Now I don't know what a passport 45 weighs, but my boat was about 55k, and I was dragging 1" lines on the drogue off big reinforced bits off the stern quarters. I'm surprised 5/8" lines could hold a 45 foot boat to a big chute in a 70 knot
generated sea. That boat HAS to be something over 30k doesn't it? And just offhand, seems to me good 5/8's tensile is what, in the low teens? Hell I've seen 36's snap dock
lines that big when swells came thru a marina.
I also had an oversized wagner hydraulic autopilot
which most likely saved the boat and all on board as only two out of the six of us remained ambulatory and trying to steer manually in those seas really took the starch out of your collar after only a few hours. The oversized ram and quick cycle earned a tip of the hat to Wagner along with one helluva testimonial letter.

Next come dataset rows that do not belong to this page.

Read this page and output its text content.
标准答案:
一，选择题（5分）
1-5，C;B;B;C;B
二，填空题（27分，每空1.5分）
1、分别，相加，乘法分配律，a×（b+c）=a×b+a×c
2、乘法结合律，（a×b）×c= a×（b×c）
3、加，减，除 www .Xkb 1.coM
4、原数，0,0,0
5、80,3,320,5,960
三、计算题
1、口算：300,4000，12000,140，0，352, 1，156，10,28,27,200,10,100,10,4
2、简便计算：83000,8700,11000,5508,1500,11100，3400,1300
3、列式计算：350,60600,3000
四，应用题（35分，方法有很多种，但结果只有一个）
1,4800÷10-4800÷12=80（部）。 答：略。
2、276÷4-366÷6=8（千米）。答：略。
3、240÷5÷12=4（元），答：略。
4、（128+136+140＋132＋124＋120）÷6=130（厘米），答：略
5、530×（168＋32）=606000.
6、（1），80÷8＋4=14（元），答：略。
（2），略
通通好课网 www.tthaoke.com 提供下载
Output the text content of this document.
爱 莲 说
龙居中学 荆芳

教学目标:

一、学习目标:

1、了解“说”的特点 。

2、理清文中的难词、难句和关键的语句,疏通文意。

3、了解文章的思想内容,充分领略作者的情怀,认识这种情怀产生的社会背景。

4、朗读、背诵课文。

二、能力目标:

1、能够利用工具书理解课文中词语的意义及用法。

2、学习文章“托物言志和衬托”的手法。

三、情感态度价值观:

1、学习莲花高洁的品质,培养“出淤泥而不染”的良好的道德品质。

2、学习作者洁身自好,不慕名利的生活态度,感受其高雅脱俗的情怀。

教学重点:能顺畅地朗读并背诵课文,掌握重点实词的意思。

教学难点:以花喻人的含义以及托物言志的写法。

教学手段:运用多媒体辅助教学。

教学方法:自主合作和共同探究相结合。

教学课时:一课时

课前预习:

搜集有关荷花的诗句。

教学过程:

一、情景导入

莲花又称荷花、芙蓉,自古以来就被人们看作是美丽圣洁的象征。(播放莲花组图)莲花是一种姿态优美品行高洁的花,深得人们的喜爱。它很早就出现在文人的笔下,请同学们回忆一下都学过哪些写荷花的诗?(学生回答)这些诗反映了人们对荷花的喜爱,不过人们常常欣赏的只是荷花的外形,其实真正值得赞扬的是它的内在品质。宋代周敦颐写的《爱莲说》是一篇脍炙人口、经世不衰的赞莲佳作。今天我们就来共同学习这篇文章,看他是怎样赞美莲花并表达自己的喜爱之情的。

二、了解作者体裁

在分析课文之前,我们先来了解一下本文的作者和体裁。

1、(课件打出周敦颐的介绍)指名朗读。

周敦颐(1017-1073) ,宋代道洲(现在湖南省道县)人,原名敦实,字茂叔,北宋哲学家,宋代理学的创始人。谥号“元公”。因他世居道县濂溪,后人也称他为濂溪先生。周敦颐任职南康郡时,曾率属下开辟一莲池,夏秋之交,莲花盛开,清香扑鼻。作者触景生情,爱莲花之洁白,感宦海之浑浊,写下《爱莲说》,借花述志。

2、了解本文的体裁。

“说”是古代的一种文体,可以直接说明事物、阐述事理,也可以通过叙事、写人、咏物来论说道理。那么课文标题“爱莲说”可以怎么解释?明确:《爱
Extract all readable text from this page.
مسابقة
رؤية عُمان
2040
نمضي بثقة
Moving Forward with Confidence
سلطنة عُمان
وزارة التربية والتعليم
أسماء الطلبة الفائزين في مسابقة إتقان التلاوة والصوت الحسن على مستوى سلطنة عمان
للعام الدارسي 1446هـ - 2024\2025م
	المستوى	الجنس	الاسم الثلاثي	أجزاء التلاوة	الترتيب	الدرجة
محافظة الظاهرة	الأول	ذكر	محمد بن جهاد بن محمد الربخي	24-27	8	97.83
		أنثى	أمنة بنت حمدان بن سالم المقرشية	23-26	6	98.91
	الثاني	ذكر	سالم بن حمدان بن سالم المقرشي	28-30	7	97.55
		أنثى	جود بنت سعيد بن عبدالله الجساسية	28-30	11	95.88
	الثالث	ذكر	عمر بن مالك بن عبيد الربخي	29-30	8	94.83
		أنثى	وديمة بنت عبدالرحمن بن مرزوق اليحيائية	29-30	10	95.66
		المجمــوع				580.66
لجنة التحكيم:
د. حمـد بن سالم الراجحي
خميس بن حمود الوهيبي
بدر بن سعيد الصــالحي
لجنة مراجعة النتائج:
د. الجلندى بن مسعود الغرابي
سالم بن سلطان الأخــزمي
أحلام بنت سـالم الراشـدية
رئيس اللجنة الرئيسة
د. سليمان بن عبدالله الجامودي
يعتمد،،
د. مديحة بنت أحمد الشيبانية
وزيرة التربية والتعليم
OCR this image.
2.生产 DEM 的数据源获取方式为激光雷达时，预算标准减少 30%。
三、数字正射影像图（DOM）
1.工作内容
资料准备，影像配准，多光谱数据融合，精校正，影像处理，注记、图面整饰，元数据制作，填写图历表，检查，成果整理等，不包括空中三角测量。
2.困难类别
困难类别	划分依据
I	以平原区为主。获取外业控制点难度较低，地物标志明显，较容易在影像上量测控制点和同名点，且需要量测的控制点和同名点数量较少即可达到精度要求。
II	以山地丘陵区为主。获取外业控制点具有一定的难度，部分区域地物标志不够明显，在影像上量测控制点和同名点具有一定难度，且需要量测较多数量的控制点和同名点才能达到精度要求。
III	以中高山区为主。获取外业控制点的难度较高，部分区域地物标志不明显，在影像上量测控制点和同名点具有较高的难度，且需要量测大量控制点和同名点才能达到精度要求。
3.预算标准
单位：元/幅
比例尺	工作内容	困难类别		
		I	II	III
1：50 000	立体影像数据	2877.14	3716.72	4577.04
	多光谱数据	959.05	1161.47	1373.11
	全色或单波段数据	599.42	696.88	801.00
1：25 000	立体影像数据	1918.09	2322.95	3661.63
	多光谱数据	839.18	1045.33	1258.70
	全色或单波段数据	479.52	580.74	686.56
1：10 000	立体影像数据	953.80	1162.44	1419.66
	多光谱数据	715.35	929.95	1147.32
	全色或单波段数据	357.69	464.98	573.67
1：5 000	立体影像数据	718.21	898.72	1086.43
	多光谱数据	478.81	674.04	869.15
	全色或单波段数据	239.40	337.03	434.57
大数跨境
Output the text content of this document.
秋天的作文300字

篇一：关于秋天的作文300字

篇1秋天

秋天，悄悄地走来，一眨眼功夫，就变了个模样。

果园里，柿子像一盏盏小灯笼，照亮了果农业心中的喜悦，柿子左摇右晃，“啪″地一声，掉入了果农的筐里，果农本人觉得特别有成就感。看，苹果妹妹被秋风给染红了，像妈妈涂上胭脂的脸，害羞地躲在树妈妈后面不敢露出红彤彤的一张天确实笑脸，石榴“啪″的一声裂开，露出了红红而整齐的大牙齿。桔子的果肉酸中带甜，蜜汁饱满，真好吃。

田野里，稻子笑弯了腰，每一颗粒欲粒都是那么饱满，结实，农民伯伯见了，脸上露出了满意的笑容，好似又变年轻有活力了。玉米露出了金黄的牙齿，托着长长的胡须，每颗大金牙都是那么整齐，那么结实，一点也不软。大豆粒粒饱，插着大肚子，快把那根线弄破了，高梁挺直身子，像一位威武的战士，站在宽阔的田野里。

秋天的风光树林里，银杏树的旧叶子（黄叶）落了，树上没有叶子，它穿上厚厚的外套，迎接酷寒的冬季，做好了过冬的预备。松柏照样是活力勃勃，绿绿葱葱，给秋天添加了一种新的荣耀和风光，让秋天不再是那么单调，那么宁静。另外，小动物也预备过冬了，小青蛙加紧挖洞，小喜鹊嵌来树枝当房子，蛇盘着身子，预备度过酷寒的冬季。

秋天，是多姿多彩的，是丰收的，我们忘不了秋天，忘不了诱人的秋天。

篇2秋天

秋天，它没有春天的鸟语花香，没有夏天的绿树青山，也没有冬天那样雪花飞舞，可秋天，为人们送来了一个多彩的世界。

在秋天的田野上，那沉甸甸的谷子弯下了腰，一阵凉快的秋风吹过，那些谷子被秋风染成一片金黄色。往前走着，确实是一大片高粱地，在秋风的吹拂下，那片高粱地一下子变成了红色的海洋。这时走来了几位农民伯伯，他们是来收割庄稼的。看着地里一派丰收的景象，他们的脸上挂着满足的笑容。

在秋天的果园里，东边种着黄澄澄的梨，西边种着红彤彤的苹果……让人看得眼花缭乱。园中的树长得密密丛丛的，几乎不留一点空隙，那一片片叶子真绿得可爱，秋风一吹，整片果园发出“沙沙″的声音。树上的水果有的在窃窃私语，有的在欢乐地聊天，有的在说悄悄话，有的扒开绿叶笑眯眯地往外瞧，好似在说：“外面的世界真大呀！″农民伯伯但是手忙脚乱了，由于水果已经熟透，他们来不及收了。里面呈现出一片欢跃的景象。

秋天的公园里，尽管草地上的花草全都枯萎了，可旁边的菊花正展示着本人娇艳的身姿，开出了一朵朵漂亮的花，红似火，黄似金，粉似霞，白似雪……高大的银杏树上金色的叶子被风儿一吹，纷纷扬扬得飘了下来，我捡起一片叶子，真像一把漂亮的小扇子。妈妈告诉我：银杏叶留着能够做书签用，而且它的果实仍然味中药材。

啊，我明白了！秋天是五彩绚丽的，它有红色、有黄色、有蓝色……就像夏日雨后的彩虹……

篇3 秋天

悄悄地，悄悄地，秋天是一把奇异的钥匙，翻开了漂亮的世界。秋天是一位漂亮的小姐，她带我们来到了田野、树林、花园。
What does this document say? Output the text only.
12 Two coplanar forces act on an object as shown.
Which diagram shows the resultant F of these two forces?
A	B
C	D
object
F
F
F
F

(Oh, another point, of all the crew I was one of the, if not THE most susceptible to sea sickness
, but you will be amazed how 'focused' you become on other things when the ship hangs in the balance, just keep hold of the wheel
. You will forget all about being sick.
For those of you reading this thread that have not yet encountered life threatening severe weather
which is generally what 70 knot
and up stuff is out in the deep blue, you might run over to Youtube and search giant waves, storm seas, etc., and take a look at the kind of stuff out there. Seems to me someone also posted some video of a marina during hurricane
conditions, but I've forgotten what the windspeed was. What you will see is inadequately wrapped/socked etc. roller furling sails
shredded to pieces.
Last comment. Not all large seas are as dangerous as these were. Some of the truly huge rollers are so far apart that you're not faced with the conditions I've described, but in other areas, they can get packed really close together and things can get out of hand in a hurry. I am told there is a theoretical limit as to how high they can get before the tops start falling off which was the case here. Also, in some instances, really strong winds can tend to flatten the waves a bit by knocking the crests off. There are no hard and fast rules as to how a skipper
should react. It's one of those "everything depends" type of deals...a whole bunch of variables. What can be uniformly said is that the skipper
should make sure his ship is sound, that your fuel
are clean and baffled (I'm a huge believer in day tanks) so as eliminate the possibility that gunk in the tank is going to be churned up or the fuel
sloshed around and lead to foam in the lines-either one can prevent you from being able to use the engine to help manuever when it would be 'really nice' to be able to do so. You should know your own boat, how she reacts to a chute or drogue off the bow when trying to hold position, or warps off the stern when trying to run but keep your tail in the face of the storm. Lastly, when faced with extreme adversity, remind yourself to take a deep breath and *THINK*. It's been my experience that those who keep their heads under stress....are the ones that , well keep their heads period.
oh, I should mention that a huge number of far better sailors than I have sailed tens of thousands of miles over years and years and never hit the kind of storm I've been talking about. With advances in weather reporting and the ability of current instruments to see pretty much in real time what a storm is doing, a careful skipper will only extremely rarely find himself surprised by a dangerous storm... that is UNLESS, he's trying to make someone's schedule...Schedules can get you hurt faster than anything I know of.